Abstract
Systemic acquired resistance (SAR) is a form of inducible disease resistance that depends on salicylic acid and its upstream regulator ENHANCED DISEASE SUSCEPTIBILITY1 (EDS1). Although local Arabidopsis thaliana defence responses activated by the Pseudomonas syringae effector protein AvrRpm1 are intact in eds1 mutant plants, SAR signal generation is abolished. Here, the SAR-specific phenotype of the eds1 mutant is utilized to identify metabolites that contribute to SAR. To this end, SAR bioassay-assisted fractionation of extracts from the wild type compared with eds1 mutant plants that conditionally express AvrRpm1 was performed. Using high-performance liquid chromatography followed by mass spectrometry, systemic immunity was associated with the accumulation of 60 metabolites, including the putative SAR signal azelaic acid (AzA) and its precursors 9-hydroperoxy octadecadienoic acid (9-HPOD) and 9-oxo nonanoic acid (ONA). Exogenous ONA induced SAR in systemic untreated leaves when applied at a 4-fold lower concentration than AzA. The data suggest that in planta oxidation of ONA to AzA might be partially responsible for this response and provide further evidence that AzA mobilizes Arabidopsis immunity in a concentration-dependent manner. The AzA fragmentation product pimelic acid did not induce SAR. The results link the C9 lipid peroxidation products ONA and AzA with systemic rather than local resistance and suggest that EDS1 directly or indirectly promotes the accumulation of ONA, AzA, or one or more of their common precursors possibly by activating one or more pathways that either result in the release of these compounds from galactolipids or promote lipid peroxidation.
Highlights
Plants protect themselves from pathogen invasion by innate immune mechanisms
Using high-performance liquid chromatography followed by mass spectrometry, systemic immunity was associated with the accumulation of 60 metabolites, including the putative Systemic acquired resistance (SAR) signal azelaic acid (AzA) and its precursors 9-hydroperoxy octadecadienoic acid (9-HPOD) and 9-oxo nonanoic acid (ONA)

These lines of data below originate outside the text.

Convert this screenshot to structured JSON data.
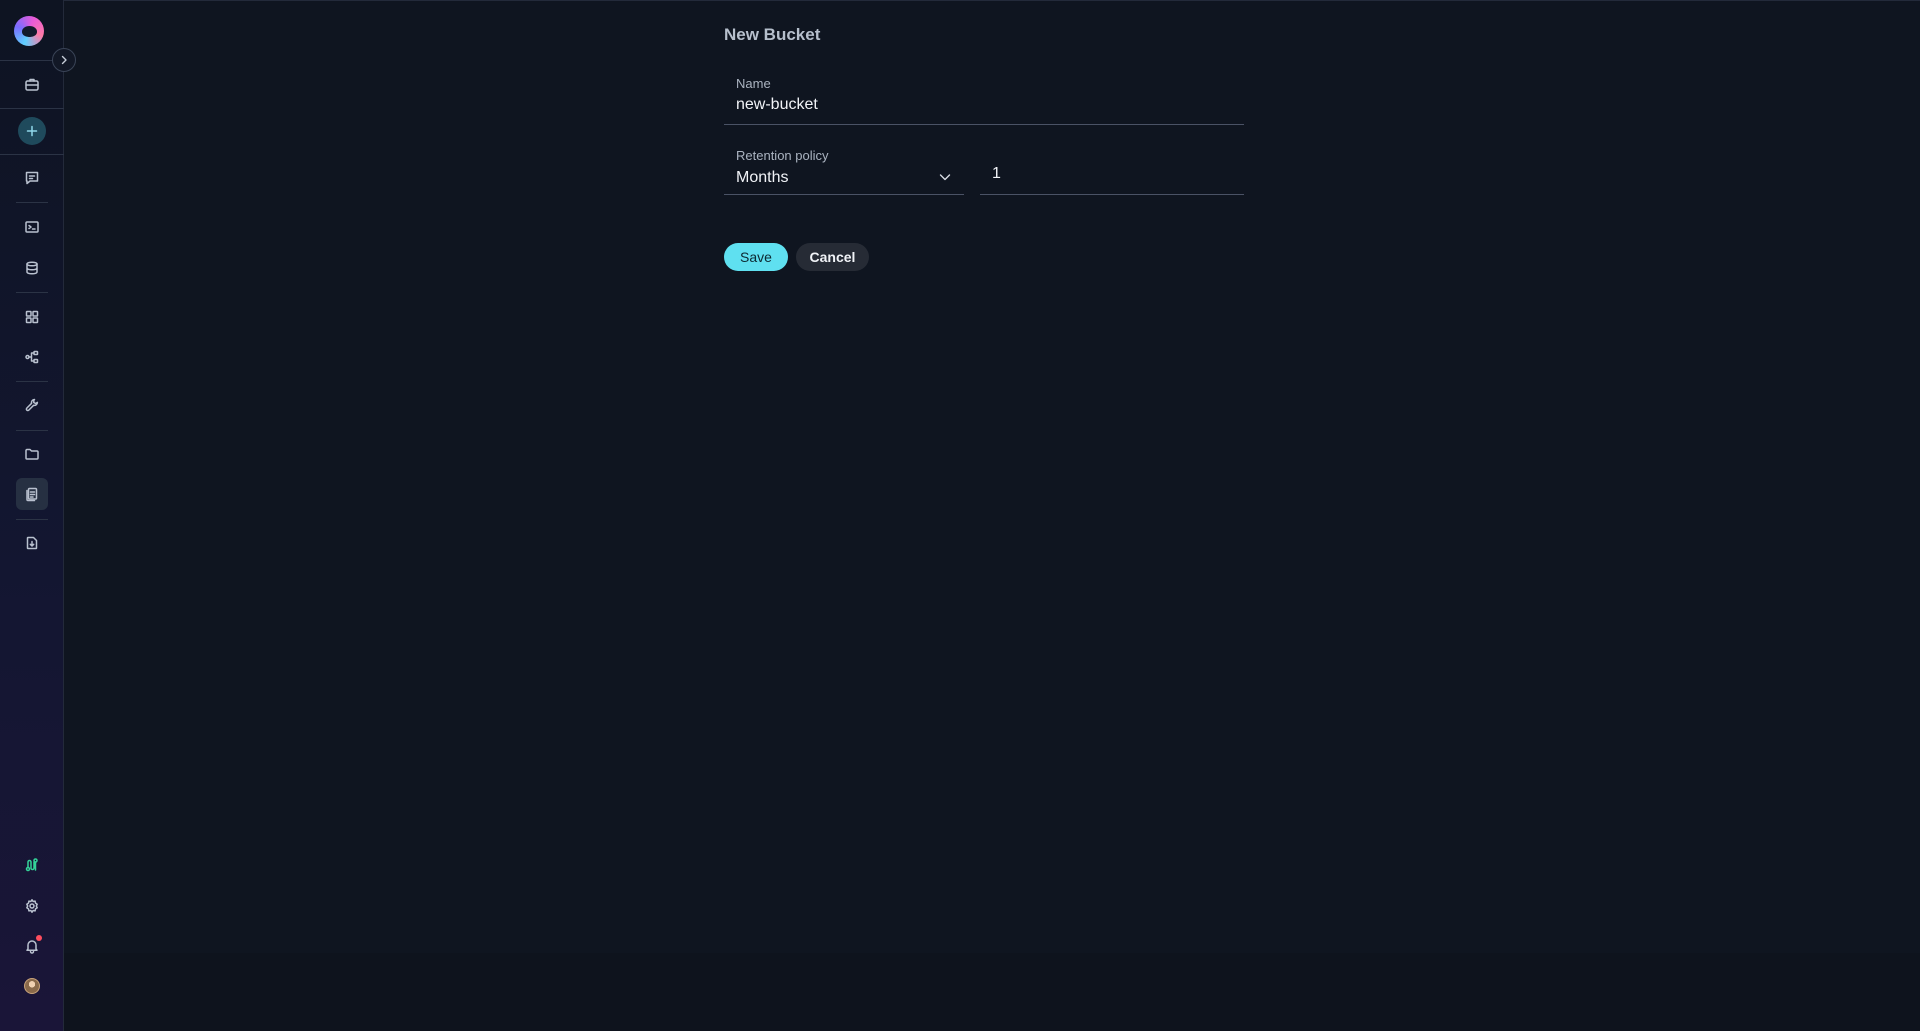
{
  "page": {
    "title": "New Bucket"
  },
  "form": {
    "name_label": "Name",
    "name_value": "new-bucket",
    "retention_label": "Retention policy",
    "retention_selected": "Months",
    "retention_amount": "1"
  },
  "buttons": {
    "save": "Save",
    "cancel": "Cancel"
  },
  "sidebar": {
    "items": [
      {
        "name": "briefcase-icon"
      },
      {
        "name": "plus-icon"
      },
      {
        "name": "chat-icon"
      },
      {
        "name": "terminal-icon"
      },
      {
        "name": "database-icon"
      },
      {
        "name": "grid-icon"
      },
      {
        "name": "workflow-icon"
      },
      {
        "name": "wrench-icon"
      },
      {
        "name": "folder-icon"
      },
      {
        "name": "documents-icon"
      },
      {
        "name": "file-import-icon"
      },
      {
        "name": "release-icon"
      },
      {
        "name": "gear-icon"
      },
      {
        "name": "bell-icon"
      },
      {
        "name": "avatar"
      }
    ]
  },
  "colors": {
    "accent": "#5fe0f0",
    "background": "#0f1520",
    "notification": "#ff4d5e",
    "release_icon": "#34d399"
  }
}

It was tested whether ONA application elicits systemic resistance in the gly1-3 mutant, which is compromised for G3P accumulation and SAR (Chanda et al, 2011), or in azi1-2 mutant plants. Both mutants displayed normal susceptibility to Pseudomonas syringae pathovar tomato (Pst), but did not support SAR in response to the application of 250 μM ONA (Fig. 5B). These results suggest that the mechanisms leading to SAR downstream of ONA and AzA application are related since they are dependent on ENHANCED DISEASE SUSCEPTIBILITY1 (EDS1) and/or PAD4, salicylic acid (SA), AZI1, and G3P
Summary
For example Arabidopsis thaliana, defence against biotrophic pathogens is dependent on the phytohormone salicylic acid (SA) and can be divided into local and systemic phases of immunity (Vlot et al, 2009; Spoel and Dong, 2012; Fu and Dong, 2013). Plants respond to pathogen-associated molecular patterns (PAMPs) with PAMP-triggered immunity (PTI; Jones and Dangl, 2006). The recognition of pathogen effectors leads to effector-triggered immunity (ETI), which augments PTI (Tsuda et al, 2009; Tsuda and Katagiri, 2010). PTI and ETI are associated with SA accumulation and a burst of reactive oxygen species (ROS; Jones and Dangl, 2006), and induce SA-dependent systemic acquired resistance (SAR) in systemic uninfected tissues (Cameron et al, 1994; Mishina and Zeier, 2007; Vlot et al, 2009; Liu et al, 2010; Fu and Dong, 2013; Breitenbach et al, 2014)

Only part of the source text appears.